The γ-diketone analogs 1,2-diacetylbenzene (1,2-DAB) and 2,5-hexanedione (2,5-HD), but not the δ-diketone 1,3-diacetylbenzene (1,3-DAB) or the β-diketone 2,4-hexanedione, induce neuropathological changes in the rodent central and peripheral nervous systems. The molecular targets of these neurotoxic aromatic and aliphatic γ-diketones, and of their nonneurotoxic structural analogs and ninhydrin, are examined by assessing their differential reactivity with neural and nonneural amino acids and proteins in vitro and in vivo. Whereas 1,2-DAB is chromogenic and forms polymers with amino acids (notably lysine) and proteins (especially lysine-rich proteins), 1,3-DAB lacks these properties. Ninhydrin forms a chromophore without evidence of protein polymerization. 1,2-DAB preferentially targets neurofilament over microtubule protein in vitro and in situ.

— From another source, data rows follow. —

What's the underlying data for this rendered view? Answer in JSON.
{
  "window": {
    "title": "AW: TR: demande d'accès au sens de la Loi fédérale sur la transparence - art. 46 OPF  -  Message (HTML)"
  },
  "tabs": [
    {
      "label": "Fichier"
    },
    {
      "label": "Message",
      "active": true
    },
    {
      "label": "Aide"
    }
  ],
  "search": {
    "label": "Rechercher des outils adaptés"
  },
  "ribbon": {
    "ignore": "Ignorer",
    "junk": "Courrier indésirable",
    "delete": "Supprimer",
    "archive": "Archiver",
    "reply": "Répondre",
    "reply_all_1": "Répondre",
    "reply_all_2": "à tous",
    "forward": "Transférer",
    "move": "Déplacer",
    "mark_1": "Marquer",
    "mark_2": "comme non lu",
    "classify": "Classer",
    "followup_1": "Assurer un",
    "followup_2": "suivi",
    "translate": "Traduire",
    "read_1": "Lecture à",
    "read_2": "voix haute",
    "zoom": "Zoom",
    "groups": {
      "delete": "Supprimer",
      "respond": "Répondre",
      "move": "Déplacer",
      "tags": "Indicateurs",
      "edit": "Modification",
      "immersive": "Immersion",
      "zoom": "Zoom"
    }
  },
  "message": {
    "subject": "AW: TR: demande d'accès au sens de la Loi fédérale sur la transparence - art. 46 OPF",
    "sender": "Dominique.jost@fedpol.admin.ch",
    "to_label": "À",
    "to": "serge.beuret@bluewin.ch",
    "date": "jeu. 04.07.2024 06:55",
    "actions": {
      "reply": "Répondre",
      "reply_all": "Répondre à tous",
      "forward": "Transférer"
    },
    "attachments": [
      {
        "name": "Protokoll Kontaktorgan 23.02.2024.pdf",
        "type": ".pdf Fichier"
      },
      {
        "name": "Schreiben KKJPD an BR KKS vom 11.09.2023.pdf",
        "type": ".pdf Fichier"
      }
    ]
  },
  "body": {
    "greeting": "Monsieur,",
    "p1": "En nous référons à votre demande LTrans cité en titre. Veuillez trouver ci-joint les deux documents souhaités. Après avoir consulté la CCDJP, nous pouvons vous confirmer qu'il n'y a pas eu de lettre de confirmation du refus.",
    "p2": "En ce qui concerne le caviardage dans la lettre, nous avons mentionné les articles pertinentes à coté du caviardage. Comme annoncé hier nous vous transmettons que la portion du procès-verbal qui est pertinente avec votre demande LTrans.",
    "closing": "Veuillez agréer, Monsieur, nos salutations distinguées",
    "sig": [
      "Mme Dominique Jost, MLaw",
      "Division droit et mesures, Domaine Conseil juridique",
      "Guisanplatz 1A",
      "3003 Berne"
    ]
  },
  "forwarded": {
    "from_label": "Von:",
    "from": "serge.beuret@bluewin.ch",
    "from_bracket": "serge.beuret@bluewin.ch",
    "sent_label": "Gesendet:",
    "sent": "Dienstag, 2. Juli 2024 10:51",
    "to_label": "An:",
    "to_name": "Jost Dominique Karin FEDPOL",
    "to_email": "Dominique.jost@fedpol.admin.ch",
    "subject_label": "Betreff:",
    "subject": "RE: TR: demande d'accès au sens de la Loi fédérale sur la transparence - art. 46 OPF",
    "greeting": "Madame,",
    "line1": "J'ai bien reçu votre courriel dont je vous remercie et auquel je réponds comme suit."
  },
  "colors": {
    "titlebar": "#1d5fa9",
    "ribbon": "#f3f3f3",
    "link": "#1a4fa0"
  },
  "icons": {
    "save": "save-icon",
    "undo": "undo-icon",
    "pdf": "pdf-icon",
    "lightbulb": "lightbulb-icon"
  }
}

Based on protein reactivity, 1,2-DAB is three orders of magnitude more reactive than 2,5-HD. Lysine-rich neurofilament protein subunits NF-H and NF-M are more susceptible than lysine-poor NF-L and β-tubulin to 1,2-DAB. These observations correlate with the development of proximal (1,2-DAB) and distal (2,5-HD) neurofilament-filled axonal swellings and segregated intact microtubules observed during systemic treatment with aromatic and aliphatic γ-diketones.